My outlook on running has changed. I get it now.
In the past 12 months, it has become something I never would have envisioned — my source of regular exercise.
I’m not sure what prompted that change, but running has given me a chance to be outdoors, to clear my mind and push myself to the limit.
Let me be clear, I’m not setting any land speed records, and I have absolutely no interest in running marathons or half marathons or anything of the sort.
Seriously, a marathon? Do you know why they call it that? In about 490 B.C., some Greek guy named Pheidippides ran 26 miles from the site of a battle in Marathon to Athens.
Then he dropped dead.
I’m not into sports with casualty rates. And I’m especially not into sports that killed the first person to ever try them.
But I have to say, I feel an overwhelming sense of satisfaction when I return home, sweaty and utterly gassed from a great run. Turns out, those cross country kids knew something I didn’t — there’s gratification in exhaustion.
But that level of physical exertion, like most occasions, requires the appropriate musical accompaniment.
Researchers in England recently spent years looking at the links between exercise, heart rates and musical tempo and found that uptempo music — songs with about 125 to 140 beats per minute — can improve your athletic performance.
To put it more plainly, it is unlikely that throwing on the latest Bon Iver or She & Him record is going to produce your best mile time or bench press weight.
This week, songs to help you push through the pain and help you on those sluggish mornings when watching “National Treasure” on cable sounds better than going for a run or heading to the gym.
Just get out there. You’ll be glad you did.
• White Rabbits, “Percussion Gun” — The drums on this track are relentless. Learn from them.

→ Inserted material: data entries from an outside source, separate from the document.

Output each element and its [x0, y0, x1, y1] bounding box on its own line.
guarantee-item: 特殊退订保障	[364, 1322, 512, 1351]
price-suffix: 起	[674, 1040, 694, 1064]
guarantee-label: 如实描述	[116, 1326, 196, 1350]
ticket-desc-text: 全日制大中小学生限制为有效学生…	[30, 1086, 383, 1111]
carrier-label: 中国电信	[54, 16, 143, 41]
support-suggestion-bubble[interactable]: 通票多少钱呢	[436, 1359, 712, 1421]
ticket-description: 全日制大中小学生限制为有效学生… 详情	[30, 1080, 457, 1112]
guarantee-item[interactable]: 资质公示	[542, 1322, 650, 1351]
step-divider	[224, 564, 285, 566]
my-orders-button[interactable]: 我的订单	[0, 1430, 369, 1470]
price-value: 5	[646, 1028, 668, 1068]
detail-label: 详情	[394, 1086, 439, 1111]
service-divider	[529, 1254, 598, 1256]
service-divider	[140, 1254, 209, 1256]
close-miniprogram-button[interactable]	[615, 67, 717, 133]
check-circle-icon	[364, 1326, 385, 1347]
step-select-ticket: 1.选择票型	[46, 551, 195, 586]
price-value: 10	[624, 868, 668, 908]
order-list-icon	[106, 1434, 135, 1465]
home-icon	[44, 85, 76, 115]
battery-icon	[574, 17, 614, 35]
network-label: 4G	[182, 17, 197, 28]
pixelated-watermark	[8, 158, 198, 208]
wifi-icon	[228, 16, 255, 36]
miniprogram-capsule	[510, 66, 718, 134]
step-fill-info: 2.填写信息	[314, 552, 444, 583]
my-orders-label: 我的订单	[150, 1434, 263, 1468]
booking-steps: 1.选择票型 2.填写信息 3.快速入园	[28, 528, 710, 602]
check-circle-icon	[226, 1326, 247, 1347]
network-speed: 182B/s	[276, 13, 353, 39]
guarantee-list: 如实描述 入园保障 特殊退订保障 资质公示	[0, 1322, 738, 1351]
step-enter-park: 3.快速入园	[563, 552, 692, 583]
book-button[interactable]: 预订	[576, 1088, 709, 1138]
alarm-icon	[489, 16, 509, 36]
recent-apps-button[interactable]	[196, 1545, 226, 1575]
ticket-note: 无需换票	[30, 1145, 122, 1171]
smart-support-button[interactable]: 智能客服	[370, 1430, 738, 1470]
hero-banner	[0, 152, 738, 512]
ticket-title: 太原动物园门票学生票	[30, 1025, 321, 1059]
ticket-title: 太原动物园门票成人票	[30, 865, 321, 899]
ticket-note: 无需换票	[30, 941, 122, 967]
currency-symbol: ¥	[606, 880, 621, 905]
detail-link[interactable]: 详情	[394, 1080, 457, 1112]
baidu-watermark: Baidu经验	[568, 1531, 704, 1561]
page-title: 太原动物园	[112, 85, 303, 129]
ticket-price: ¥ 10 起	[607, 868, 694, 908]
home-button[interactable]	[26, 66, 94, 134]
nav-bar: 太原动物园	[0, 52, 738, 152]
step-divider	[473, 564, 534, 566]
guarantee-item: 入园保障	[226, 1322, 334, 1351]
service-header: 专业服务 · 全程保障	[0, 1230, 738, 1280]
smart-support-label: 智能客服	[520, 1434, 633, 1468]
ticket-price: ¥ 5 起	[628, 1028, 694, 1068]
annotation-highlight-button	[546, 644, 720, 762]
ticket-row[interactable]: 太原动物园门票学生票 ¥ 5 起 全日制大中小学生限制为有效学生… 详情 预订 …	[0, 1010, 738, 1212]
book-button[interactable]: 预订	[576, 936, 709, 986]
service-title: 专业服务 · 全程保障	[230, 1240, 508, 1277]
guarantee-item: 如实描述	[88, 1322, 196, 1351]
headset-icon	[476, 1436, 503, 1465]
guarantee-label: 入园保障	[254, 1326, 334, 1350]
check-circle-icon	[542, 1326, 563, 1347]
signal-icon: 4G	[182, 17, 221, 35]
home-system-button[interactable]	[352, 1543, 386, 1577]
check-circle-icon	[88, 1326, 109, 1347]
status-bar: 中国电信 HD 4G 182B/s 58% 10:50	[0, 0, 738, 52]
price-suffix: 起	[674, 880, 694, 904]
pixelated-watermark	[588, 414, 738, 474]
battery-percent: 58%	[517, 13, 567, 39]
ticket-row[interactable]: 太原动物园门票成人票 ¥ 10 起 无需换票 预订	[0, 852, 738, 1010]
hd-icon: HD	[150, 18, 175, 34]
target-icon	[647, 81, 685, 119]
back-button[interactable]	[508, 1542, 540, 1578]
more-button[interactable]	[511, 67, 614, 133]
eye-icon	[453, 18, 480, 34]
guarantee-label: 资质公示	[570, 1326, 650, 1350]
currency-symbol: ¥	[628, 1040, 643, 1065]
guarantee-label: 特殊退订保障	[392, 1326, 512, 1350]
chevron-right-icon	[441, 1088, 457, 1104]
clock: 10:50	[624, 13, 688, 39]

• Trent Reznor and Atticus Ross, “In the Hall of Mountain of the Mountain King” — Featured in the rowing scene of David Fincher’s “The Social Network,” Reznor and Ross’ remix of Norwegian composer Edvard Grieg’s classic will leave you feeling epic.
• Does It Offend You, Yeah?, “We Are Rockstars” — Will this song put a little extra skip in your step? “Yeah!”

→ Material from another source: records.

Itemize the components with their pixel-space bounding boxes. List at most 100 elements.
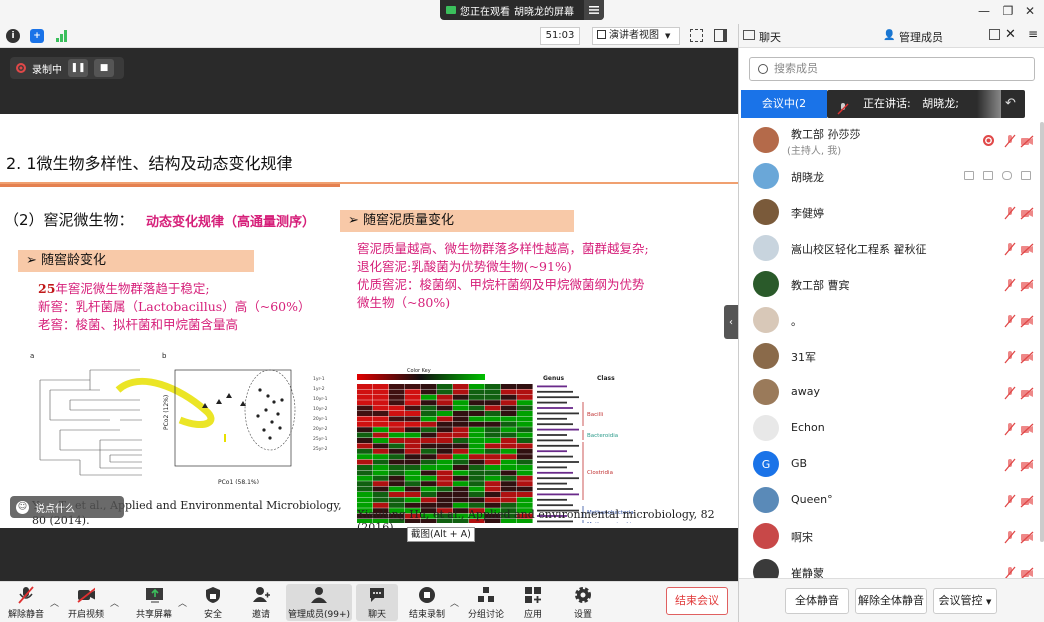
- video-off-icon[interactable]: [1020, 530, 1034, 544]
- svg-text:1yr-1: 1yr-1: [313, 376, 325, 382]
- video-off-icon[interactable]: [1020, 206, 1034, 220]
- video-off-icon[interactable]: [1020, 458, 1034, 472]
- heatmap-cell: [453, 421, 469, 427]
- member-row[interactable]: 教工部 曹宾: [739, 266, 1044, 302]
- undo-arrow-icon[interactable]: ↶: [1005, 90, 1016, 118]
- member-row[interactable]: away: [739, 374, 1044, 410]
- chevron-up-icon[interactable]: ︿: [450, 596, 459, 609]
- popout-icon[interactable]: [989, 29, 1000, 40]
- chat-button[interactable]: 聊天: [356, 584, 398, 621]
- video-off-icon[interactable]: [1020, 386, 1034, 400]
- member-row[interactable]: Queen°: [739, 482, 1044, 518]
- mute-all-button[interactable]: 全体静音: [785, 588, 849, 614]
- mic-off-icon[interactable]: [1003, 386, 1017, 400]
- meeting-control-button[interactable]: 会议管控 ▼: [933, 588, 997, 614]
- mic-off-icon[interactable]: [1003, 242, 1017, 256]
- mic-off-icon[interactable]: [1003, 314, 1017, 328]
- sidebar-toggle-icon[interactable]: [714, 29, 727, 42]
- video-off-icon[interactable]: [1020, 242, 1034, 256]
- unmute-button[interactable]: 解除静音: [6, 584, 46, 621]
- manage-members-button[interactable]: 管理成员(99+): [286, 584, 352, 621]
- video-off-icon[interactable]: [1020, 494, 1034, 508]
- heatmap-cell: [421, 459, 437, 465]
- collapse-panel-button[interactable]: ‹: [724, 305, 738, 339]
- mic-off-icon[interactable]: [1003, 350, 1017, 364]
- start-video-button[interactable]: 开启视频: [66, 584, 106, 621]
- mic-on-icon[interactable]: [1002, 171, 1012, 180]
- stop-recording-button[interactable]: ■: [94, 59, 114, 77]
- shield-icon[interactable]: +: [30, 29, 44, 43]
- member-row[interactable]: 教工部 孙莎莎 (主持人, 我): [739, 122, 1044, 158]
- info-icon[interactable]: i: [6, 29, 20, 43]
- heatmap-cell: [389, 486, 405, 492]
- share-menu-button[interactable]: [584, 0, 604, 20]
- tab-chat[interactable]: 聊天: [759, 29, 781, 45]
- reaction-button[interactable]: ☺ 说点什么: [10, 496, 124, 518]
- apps-button[interactable]: 应用: [518, 584, 548, 621]
- genus-name-bar: [537, 493, 579, 496]
- screen-share-indicator: 您正在观看 胡晓龙的屏幕: [440, 0, 604, 20]
- video-off-icon[interactable]: [1020, 134, 1034, 148]
- settings-button[interactable]: 设置: [568, 584, 598, 621]
- unmute-all-button[interactable]: 解除全体静音: [855, 588, 927, 614]
- svg-text:1yr-2: 1yr-2: [313, 386, 325, 392]
- chevron-up-icon[interactable]: ︿: [110, 596, 119, 609]
- video-off-icon[interactable]: [1020, 350, 1034, 364]
- breakout-rooms-button[interactable]: 分组讨论: [466, 584, 506, 621]
- svg-text:25yr-1: 25yr-1: [313, 436, 328, 442]
- mic-off-icon[interactable]: [1003, 134, 1017, 148]
- heatmap-cell: [501, 448, 517, 454]
- stop-recording-toolbar-button[interactable]: 结束录制: [406, 584, 448, 621]
- member-search-input[interactable]: 搜索成员: [749, 57, 1035, 81]
- video-on-icon[interactable]: [1021, 171, 1031, 180]
- mic-off-icon[interactable]: [1003, 278, 1017, 292]
- genus-name-bar: [537, 428, 579, 431]
- view-mode-dropdown[interactable]: 演讲者视图 ▼: [592, 27, 680, 45]
- video-off-icon[interactable]: [1020, 278, 1034, 292]
- fullscreen-icon[interactable]: [690, 29, 703, 42]
- tab-in-meeting[interactable]: 会议中(2: [741, 90, 827, 118]
- member-list-scrollbar[interactable]: [1040, 122, 1044, 542]
- restore-button[interactable]: ❐: [1000, 4, 1016, 18]
- mic-off-icon[interactable]: [1003, 494, 1017, 508]
- minimize-button[interactable]: —: [976, 4, 992, 18]
- member-row[interactable]: 31军: [739, 338, 1044, 374]
- mic-off-icon[interactable]: [1003, 206, 1017, 220]
- chevron-up-icon[interactable]: ︿: [50, 596, 59, 609]
- invite-button[interactable]: 邀请: [244, 584, 278, 621]
- close-panel-icon[interactable]: ✕: [1005, 27, 1016, 42]
- end-meeting-button[interactable]: 结束会议: [666, 587, 728, 615]
- breakout-icon: [477, 586, 495, 604]
- screen-share-icon[interactable]: [964, 171, 974, 180]
- member-row[interactable]: 胡晓龙: [739, 158, 1044, 194]
- heatmap-cell: [469, 454, 485, 460]
- member-row[interactable]: 嵩山校区轻化工程系 翟秋征: [739, 230, 1044, 266]
- mic-off-icon[interactable]: [1003, 458, 1017, 472]
- tab-members[interactable]: 管理成员: [899, 29, 943, 45]
- panel-menu-icon[interactable]: ≡: [1028, 27, 1038, 41]
- heatmap-cell: [437, 454, 453, 460]
- member-row[interactable]: Echon: [739, 410, 1044, 446]
- share-screen-button[interactable]: 共享屏幕: [134, 584, 174, 621]
- member-row[interactable]: 李健婷: [739, 194, 1044, 230]
- security-button[interactable]: 安全: [196, 584, 230, 621]
- video-off-icon[interactable]: [1020, 422, 1034, 436]
- member-row[interactable]: 。: [739, 302, 1044, 338]
- heatmap-cell: [405, 475, 421, 481]
- member-row[interactable]: G GB: [739, 446, 1044, 482]
- heatmap-cell: [405, 421, 421, 427]
- user-frame-icon[interactable]: [983, 171, 993, 180]
- mic-off-icon[interactable]: [1003, 422, 1017, 436]
- chevron-up-icon[interactable]: ︿: [178, 596, 187, 609]
- heatmap-cell: [485, 384, 501, 389]
- heatmap-cell: [405, 400, 421, 406]
- video-off-icon[interactable]: [1020, 314, 1034, 328]
- heatmap-cell: [501, 411, 517, 416]
- mic-off-icon[interactable]: [1003, 530, 1017, 544]
- signal-icon[interactable]: [56, 30, 68, 45]
- close-window-button[interactable]: ✕: [1022, 4, 1038, 18]
- pause-recording-button[interactable]: ❚❚: [68, 59, 88, 77]
- heatmap-cell: [453, 427, 469, 433]
- heatmap-cell: [469, 416, 485, 422]
- member-row[interactable]: 啊宋: [739, 518, 1044, 554]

• The Go! Team, “The Power is On” — Wisely used by the NFL in one of its recent public service campaigns.
• Kanye West, “POWER” — A march masquerading as a pop song. Kanye is a genius.
• Jay-Z, “On To The Next One” — Jay-Z helps you keep the pace. Rhythmic and entrancing.
• TV on the Radio, “Wolf Like Me” — A song that makes you feel out of control in all the right ways.
• Queens of the Stone Age, “No One Knows” — A swaggering, aggressive, in-your-face rock song. Every workout playlist needs one. Or five.